L'ouvrage de David Weinberger, en bon généraliste et journaliste vulgarisateur, tente une synthèse des problèmes et solutions apportés par le Web. Il les énonce dans les termes de la koinè du Web mais, au moins, il nous épargne les pseudo données statistiques de rigueur et invite à penser Internet dans nos vies, depuis nos vies. Le livre a les inconvénients de ses qualités : on aimerait évidemment que certains points soient approfondis, mais ce n'est pas l'objectif.

Avec le Web, ce n'est pas seulement la quantité d'information disponibles qui s'accroît mais aussi les relatives commodités d'accès qui s'améliorent (restant inégales toutefois selon les personnes et les institutions) et surtout le nombre de personnes accédant à ces données. La scolarisation (dont l'apprentissage des langues) réduit les inégalités d'accès à l'écrit (or, "nous sommes gouvernés par des écrits", répète Pierre Legendre) ; le Web réduit les inégalités d'accès aux documents, aux informations, aux données. Ce constat étant dressé et illustré, mais non démontré, les objections sur les nuisances du Web étant écartées (le Web rend bête, etc. objections faîtes déjà à L'Encyclopédie), David Weinberger en vient à des questions plus difficiles, parmi celles-ci :
  • La sélection et la vérification des données (curation, rôle du modérateur) se heurte au volume des données à traiter. La presse, qui fut prompte à se lancer dans l'écriture partagée et l'interaction avec les lecteurs, fut aussi prompte à y renoncer (cf. le cas du wikitorial du Los Angeles Times cité par l'auteur, ou, plus récemment, le cas du quotidien 20 minutes bloquant les commentaires sur les assassinats politiques de Toulouse au nom d'une "charte de modération"). Ces situations soulignent que tout élément publié est un filtrat et que le filtre est la définition opérationnelle de ce qui est dicible ("politiquement correct"), à un moment donné, dans un lieu donné. Le Web n'a pas desserré la censure de l'expression publique.
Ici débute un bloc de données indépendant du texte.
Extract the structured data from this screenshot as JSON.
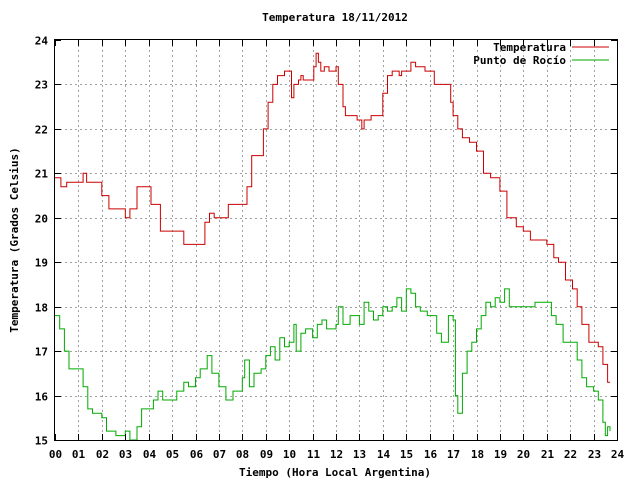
{
  "chart_data": {
    "type": "line",
    "title": "Temperatura 18/11/2012",
    "xlabel": "Tiempo (Hora Local Argentina)",
    "ylabel": "Temperatura (Grados Celsius)",
    "xlim": [
      0,
      24
    ],
    "ylim": [
      15,
      24
    ],
    "x_tick_labels": [
      "00",
      "01",
      "02",
      "03",
      "04",
      "05",
      "06",
      "07",
      "08",
      "09",
      "10",
      "11",
      "12",
      "13",
      "14",
      "15",
      "16",
      "17",
      "18",
      "19",
      "20",
      "21",
      "22",
      "23",
      "24"
    ],
    "y_tick_labels": [
      "15",
      "16",
      "17",
      "18",
      "19",
      "20",
      "21",
      "22",
      "23",
      "24"
    ],
    "grid": true,
    "legend_position": "top-right",
    "series": [
      {
        "name": "Temperatura",
        "color": "#cc0000",
        "points": [
          [
            0.0,
            20.9
          ],
          [
            0.25,
            20.7
          ],
          [
            0.5,
            20.8
          ],
          [
            1.0,
            20.8
          ],
          [
            1.2,
            21.0
          ],
          [
            1.35,
            20.8
          ],
          [
            1.7,
            20.8
          ],
          [
            2.0,
            20.5
          ],
          [
            2.3,
            20.2
          ],
          [
            2.8,
            20.2
          ],
          [
            3.0,
            20.0
          ],
          [
            3.2,
            20.2
          ],
          [
            3.5,
            20.7
          ],
          [
            3.9,
            20.7
          ],
          [
            4.1,
            20.3
          ],
          [
            4.5,
            19.7
          ],
          [
            5.4,
            19.7
          ],
          [
            5.5,
            19.4
          ],
          [
            6.1,
            19.4
          ],
          [
            6.4,
            19.9
          ],
          [
            6.6,
            20.1
          ],
          [
            6.8,
            20.0
          ],
          [
            7.1,
            20.0
          ],
          [
            7.4,
            20.3
          ],
          [
            8.0,
            20.3
          ],
          [
            8.2,
            20.7
          ],
          [
            8.4,
            21.4
          ],
          [
            8.7,
            21.4
          ],
          [
            8.9,
            22.0
          ],
          [
            9.1,
            22.6
          ],
          [
            9.3,
            23.0
          ],
          [
            9.5,
            23.2
          ],
          [
            9.8,
            23.3
          ],
          [
            10.0,
            23.3
          ],
          [
            10.1,
            22.7
          ],
          [
            10.2,
            23.0
          ],
          [
            10.4,
            23.1
          ],
          [
            10.5,
            23.2
          ],
          [
            10.6,
            23.1
          ],
          [
            11.0,
            23.1
          ],
          [
            11.05,
            23.4
          ],
          [
            11.15,
            23.7
          ],
          [
            11.25,
            23.5
          ],
          [
            11.35,
            23.3
          ],
          [
            11.5,
            23.4
          ],
          [
            11.7,
            23.3
          ],
          [
            12.0,
            23.4
          ],
          [
            12.1,
            23.0
          ],
          [
            12.3,
            22.5
          ],
          [
            12.4,
            22.3
          ],
          [
            12.9,
            22.2
          ],
          [
            13.1,
            22.0
          ],
          [
            13.2,
            22.2
          ],
          [
            13.5,
            22.3
          ],
          [
            13.9,
            22.3
          ],
          [
            14.0,
            22.8
          ],
          [
            14.2,
            23.2
          ],
          [
            14.4,
            23.3
          ],
          [
            14.6,
            23.3
          ],
          [
            14.7,
            23.2
          ],
          [
            14.8,
            23.3
          ],
          [
            15.0,
            23.3
          ],
          [
            15.2,
            23.5
          ],
          [
            15.4,
            23.4
          ],
          [
            15.6,
            23.4
          ],
          [
            15.8,
            23.3
          ],
          [
            16.0,
            23.3
          ],
          [
            16.2,
            23.0
          ],
          [
            16.7,
            23.0
          ],
          [
            16.9,
            22.6
          ],
          [
            17.0,
            22.3
          ],
          [
            17.2,
            22.0
          ],
          [
            17.4,
            21.8
          ],
          [
            17.7,
            21.7
          ],
          [
            18.0,
            21.5
          ],
          [
            18.3,
            21.0
          ],
          [
            18.6,
            20.9
          ],
          [
            19.0,
            20.6
          ],
          [
            19.3,
            20.0
          ],
          [
            19.7,
            19.8
          ],
          [
            20.0,
            19.7
          ],
          [
            20.3,
            19.5
          ],
          [
            21.0,
            19.4
          ],
          [
            21.3,
            19.1
          ],
          [
            21.5,
            19.0
          ],
          [
            21.8,
            18.6
          ],
          [
            22.1,
            18.4
          ],
          [
            22.3,
            18.0
          ],
          [
            22.5,
            17.6
          ],
          [
            22.8,
            17.2
          ],
          [
            23.0,
            17.2
          ],
          [
            23.2,
            17.1
          ],
          [
            23.4,
            16.7
          ],
          [
            23.6,
            16.3
          ],
          [
            23.7,
            16.3
          ]
        ]
      },
      {
        "name": "Punto de Rocío",
        "color": "#00aa00",
        "points": [
          [
            0.0,
            17.8
          ],
          [
            0.2,
            17.5
          ],
          [
            0.4,
            17.0
          ],
          [
            0.6,
            16.6
          ],
          [
            1.0,
            16.6
          ],
          [
            1.2,
            16.2
          ],
          [
            1.4,
            15.7
          ],
          [
            1.6,
            15.6
          ],
          [
            2.0,
            15.5
          ],
          [
            2.2,
            15.2
          ],
          [
            2.6,
            15.1
          ],
          [
            3.0,
            15.2
          ],
          [
            3.2,
            15.0
          ],
          [
            3.5,
            15.3
          ],
          [
            3.7,
            15.7
          ],
          [
            4.0,
            15.7
          ],
          [
            4.2,
            15.9
          ],
          [
            4.4,
            16.1
          ],
          [
            4.6,
            15.9
          ],
          [
            5.0,
            15.9
          ],
          [
            5.2,
            16.1
          ],
          [
            5.5,
            16.3
          ],
          [
            5.7,
            16.2
          ],
          [
            6.0,
            16.4
          ],
          [
            6.2,
            16.6
          ],
          [
            6.5,
            16.9
          ],
          [
            6.7,
            16.5
          ],
          [
            7.0,
            16.2
          ],
          [
            7.3,
            15.9
          ],
          [
            7.6,
            16.1
          ],
          [
            8.0,
            16.4
          ],
          [
            8.1,
            16.8
          ],
          [
            8.3,
            16.2
          ],
          [
            8.5,
            16.5
          ],
          [
            8.8,
            16.6
          ],
          [
            9.0,
            16.9
          ],
          [
            9.2,
            17.1
          ],
          [
            9.4,
            16.8
          ],
          [
            9.6,
            17.3
          ],
          [
            9.8,
            17.1
          ],
          [
            10.0,
            17.2
          ],
          [
            10.2,
            17.6
          ],
          [
            10.3,
            17.0
          ],
          [
            10.5,
            17.4
          ],
          [
            10.7,
            17.5
          ],
          [
            11.0,
            17.3
          ],
          [
            11.2,
            17.6
          ],
          [
            11.4,
            17.7
          ],
          [
            11.6,
            17.5
          ],
          [
            12.0,
            17.6
          ],
          [
            12.1,
            18.0
          ],
          [
            12.3,
            17.6
          ],
          [
            12.6,
            17.8
          ],
          [
            12.8,
            17.8
          ],
          [
            13.0,
            17.6
          ],
          [
            13.2,
            18.1
          ],
          [
            13.4,
            17.9
          ],
          [
            13.6,
            17.7
          ],
          [
            13.8,
            17.8
          ],
          [
            14.0,
            18.0
          ],
          [
            14.2,
            17.9
          ],
          [
            14.4,
            18.0
          ],
          [
            14.6,
            18.2
          ],
          [
            14.8,
            17.9
          ],
          [
            15.0,
            18.4
          ],
          [
            15.2,
            18.3
          ],
          [
            15.4,
            18.0
          ],
          [
            15.6,
            17.9
          ],
          [
            15.9,
            17.8
          ],
          [
            16.2,
            17.8
          ],
          [
            16.3,
            17.4
          ],
          [
            16.5,
            17.2
          ],
          [
            16.8,
            17.8
          ],
          [
            17.0,
            17.7
          ],
          [
            17.1,
            16.0
          ],
          [
            17.2,
            15.6
          ],
          [
            17.4,
            16.5
          ],
          [
            17.6,
            17.0
          ],
          [
            17.8,
            17.2
          ],
          [
            18.0,
            17.5
          ],
          [
            18.2,
            17.8
          ],
          [
            18.4,
            18.1
          ],
          [
            18.6,
            18.0
          ],
          [
            18.8,
            18.2
          ],
          [
            19.0,
            18.1
          ],
          [
            19.2,
            18.4
          ],
          [
            19.4,
            18.0
          ],
          [
            19.7,
            18.0
          ],
          [
            20.0,
            18.0
          ],
          [
            20.3,
            18.0
          ],
          [
            20.5,
            18.1
          ],
          [
            21.0,
            18.1
          ],
          [
            21.2,
            17.8
          ],
          [
            21.4,
            17.6
          ],
          [
            21.7,
            17.2
          ],
          [
            22.0,
            17.2
          ],
          [
            22.3,
            16.8
          ],
          [
            22.5,
            16.4
          ],
          [
            22.7,
            16.2
          ],
          [
            23.0,
            16.1
          ],
          [
            23.2,
            15.9
          ],
          [
            23.4,
            15.4
          ],
          [
            23.5,
            15.1
          ],
          [
            23.6,
            15.3
          ],
          [
            23.7,
            15.2
          ]
        ]
      }
    ]
  }
}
  • La pensée formée par le livre au long format ("book-shaped thought", "long-form book") par opposition à la pensée issue du Web et des formats courts (d'allure doxographique). Peut-on penser sans les livres, sans que leurs caractéristiques techniques forment la pensée (début / fin, paragraphes, etc.) ? Par son ouverture, le Web exerce une tentation (distraction ?) ; tous les liens qu'il adjoint au savoir exposent, trament un savoir sans fin, un livre qui ne se ferme pas, s'écrit en continu, et tendrait vers une sorte de "grand livre du monde" galiléen. Le Web comme facteur d'irrésolution ?
    • Les publications scientifiques : avec ou sans comité de sélection (les pairs). Trop de science ? Les revues Nature et Science refusent 98% des articles qui leur sont soumis (sans compter l'auto-censure des auteurs). Risque de conformisme et de restriction de l'innovation. Tous experts, crowd science  ?
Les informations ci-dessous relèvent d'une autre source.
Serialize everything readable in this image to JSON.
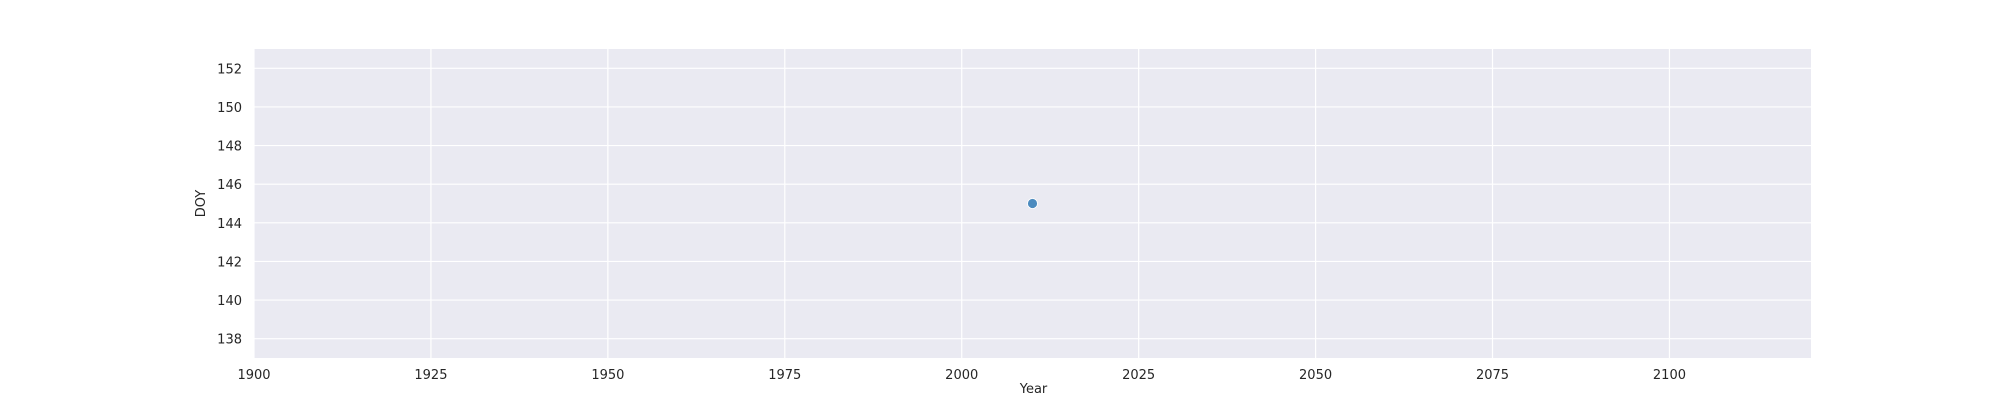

    • Reste l'exploitation de toutes ces données par le marketing : "Big data". La quantité croissante de données fait produire un saut qualitatif à l'analyse. Mais de cela il est peu question dans cet ouvrage.

    1 commentaire:

    1. Le monde actuel se confronte plus que jamais, à des situations paradoxales et la surabondance des informations n'en est qu'un exemple.
      Plusieurs questions se posent:
      Comment trier les données, est-on à même de gérer leurs sources, leur véridicité? En fait d'assurer un enchainement logique...
      Par rapport aux livres, le Web offre l’accès aux informations, d'une manière apparemment démocratique, mais pourtant inégale. Les trois questions que l'auteur pose visent des réalités auxquelles les utilisateurs du Web se confrontent: la censure de l’expression publique, le manque de cheminement de l'information transmise par le Web, éparpillée, et discontinue, ce qui crée une fausse impression des certains savoirs acquis.
      Quand à moi, quelle que soit l’époque à laquelle on se rapport, le rôle de l’éducation dans la préservation et l'exploitation des données est primordial.